Another advantage of the RFID keys and locks is that they leave a record of when doors where accessed and by whom, says Cush.

“Everytime the lock reads a keycard and grants or denies access, it
will leave an audit – and record on the keycard that it was used (in a
particular lock),” he says.

“You can take a lock and read it, so to speak, to see whose key has
accessed the room,” says Grigg. “For example, at 8:05 a.m., the guest
entered the room, then at 9:40 a.m., the attendant had entered the room
using their key and so on.”

The RFID locks run on three ordinary AA batteries, which will last for
120,000 door openings or about three years before they need to be
changed. The RFID keys are available in a standard keycard size, or can
be produced as fobs or wristbands. The latter is of particular interest
to hotel resorts, says Sarrouf.
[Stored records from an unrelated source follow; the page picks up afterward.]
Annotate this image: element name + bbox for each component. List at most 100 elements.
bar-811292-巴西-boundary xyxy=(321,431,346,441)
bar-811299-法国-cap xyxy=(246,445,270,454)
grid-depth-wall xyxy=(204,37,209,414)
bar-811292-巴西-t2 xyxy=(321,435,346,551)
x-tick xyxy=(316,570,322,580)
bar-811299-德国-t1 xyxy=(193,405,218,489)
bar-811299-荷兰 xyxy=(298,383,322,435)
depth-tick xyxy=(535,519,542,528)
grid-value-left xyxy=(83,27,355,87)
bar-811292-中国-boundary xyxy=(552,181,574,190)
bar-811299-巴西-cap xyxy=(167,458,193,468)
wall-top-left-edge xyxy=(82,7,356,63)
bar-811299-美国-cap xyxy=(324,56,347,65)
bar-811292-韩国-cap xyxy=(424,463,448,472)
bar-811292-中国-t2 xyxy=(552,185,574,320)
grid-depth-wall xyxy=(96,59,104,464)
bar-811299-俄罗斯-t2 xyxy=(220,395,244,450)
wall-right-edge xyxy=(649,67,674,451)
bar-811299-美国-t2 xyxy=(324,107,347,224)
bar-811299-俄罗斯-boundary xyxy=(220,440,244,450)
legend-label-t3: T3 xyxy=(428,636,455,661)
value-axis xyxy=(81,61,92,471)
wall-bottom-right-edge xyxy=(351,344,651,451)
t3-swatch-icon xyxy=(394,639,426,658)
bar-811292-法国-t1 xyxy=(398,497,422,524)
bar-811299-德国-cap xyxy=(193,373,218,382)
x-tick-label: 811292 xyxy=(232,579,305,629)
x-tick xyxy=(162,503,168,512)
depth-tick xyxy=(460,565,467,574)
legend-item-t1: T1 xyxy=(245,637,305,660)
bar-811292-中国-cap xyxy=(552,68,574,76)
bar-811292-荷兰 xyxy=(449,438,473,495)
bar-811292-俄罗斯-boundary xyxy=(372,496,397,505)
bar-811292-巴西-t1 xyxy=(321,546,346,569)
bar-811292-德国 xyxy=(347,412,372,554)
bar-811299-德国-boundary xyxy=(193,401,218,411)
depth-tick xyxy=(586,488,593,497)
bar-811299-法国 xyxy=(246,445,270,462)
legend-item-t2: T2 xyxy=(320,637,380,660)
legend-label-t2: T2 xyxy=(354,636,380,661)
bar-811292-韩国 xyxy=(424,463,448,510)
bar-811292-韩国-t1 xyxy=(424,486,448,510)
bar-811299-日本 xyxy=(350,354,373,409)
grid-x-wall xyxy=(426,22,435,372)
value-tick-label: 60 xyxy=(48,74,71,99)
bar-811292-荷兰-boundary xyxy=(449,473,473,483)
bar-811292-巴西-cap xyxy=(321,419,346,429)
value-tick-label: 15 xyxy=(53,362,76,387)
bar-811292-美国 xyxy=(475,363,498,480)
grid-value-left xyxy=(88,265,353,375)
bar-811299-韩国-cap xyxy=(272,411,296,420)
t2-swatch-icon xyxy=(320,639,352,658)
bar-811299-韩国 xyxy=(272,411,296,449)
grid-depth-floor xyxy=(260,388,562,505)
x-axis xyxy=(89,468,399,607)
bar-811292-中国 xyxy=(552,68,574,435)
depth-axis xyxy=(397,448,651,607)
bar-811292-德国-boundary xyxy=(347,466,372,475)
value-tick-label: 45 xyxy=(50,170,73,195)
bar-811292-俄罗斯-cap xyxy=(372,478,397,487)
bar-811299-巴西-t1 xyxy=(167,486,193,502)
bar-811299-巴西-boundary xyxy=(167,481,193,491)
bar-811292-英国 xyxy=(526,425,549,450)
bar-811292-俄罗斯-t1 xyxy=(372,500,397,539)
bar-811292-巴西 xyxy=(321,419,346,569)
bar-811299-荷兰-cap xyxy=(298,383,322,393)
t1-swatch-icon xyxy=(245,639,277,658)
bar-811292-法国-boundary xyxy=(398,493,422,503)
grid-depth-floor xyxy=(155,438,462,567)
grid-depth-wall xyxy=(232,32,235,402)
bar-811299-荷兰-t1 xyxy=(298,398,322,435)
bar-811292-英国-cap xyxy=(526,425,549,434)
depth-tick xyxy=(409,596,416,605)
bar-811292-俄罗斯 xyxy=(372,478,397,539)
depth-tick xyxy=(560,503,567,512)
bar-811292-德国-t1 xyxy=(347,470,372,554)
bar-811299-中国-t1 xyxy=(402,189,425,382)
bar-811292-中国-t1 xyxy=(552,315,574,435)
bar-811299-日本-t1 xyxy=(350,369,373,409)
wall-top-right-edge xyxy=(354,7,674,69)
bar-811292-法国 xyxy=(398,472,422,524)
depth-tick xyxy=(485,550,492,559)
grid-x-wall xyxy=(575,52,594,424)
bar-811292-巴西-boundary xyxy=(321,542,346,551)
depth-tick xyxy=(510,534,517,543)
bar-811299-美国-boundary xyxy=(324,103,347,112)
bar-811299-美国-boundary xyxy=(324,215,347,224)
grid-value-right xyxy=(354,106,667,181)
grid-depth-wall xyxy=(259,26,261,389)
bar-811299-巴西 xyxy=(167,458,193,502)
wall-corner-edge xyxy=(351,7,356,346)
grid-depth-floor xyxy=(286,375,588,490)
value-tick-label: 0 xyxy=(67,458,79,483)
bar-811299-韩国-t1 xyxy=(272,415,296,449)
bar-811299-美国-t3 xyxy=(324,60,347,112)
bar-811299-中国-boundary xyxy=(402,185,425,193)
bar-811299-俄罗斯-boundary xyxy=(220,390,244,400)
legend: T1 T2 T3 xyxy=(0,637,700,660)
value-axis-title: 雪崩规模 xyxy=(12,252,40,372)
Since the wristbands can be carried
easily and are waterproof, they can be used guests when they are
swimming or enjoying other water sports.

The Halifax Holiday Inn was a brand new install for ILCO, but much of
its hospitality business is coming from retrofits – hotels upgrading
from mag stripe to the RFID locks, which fit standard doors with
minimum preparation.

RFID technology is becoming more affordable, but is still about 20 per
cent more expensive than magnetic stripe keys and cards. Price is “the
only thing that’s slowing down the penetration of this technology in
today’s hospitality market,” says Sarrouf. “But once the price of the
keycard goes down and becomes more accessible, we will see more and
more people are going to go towards this technology.”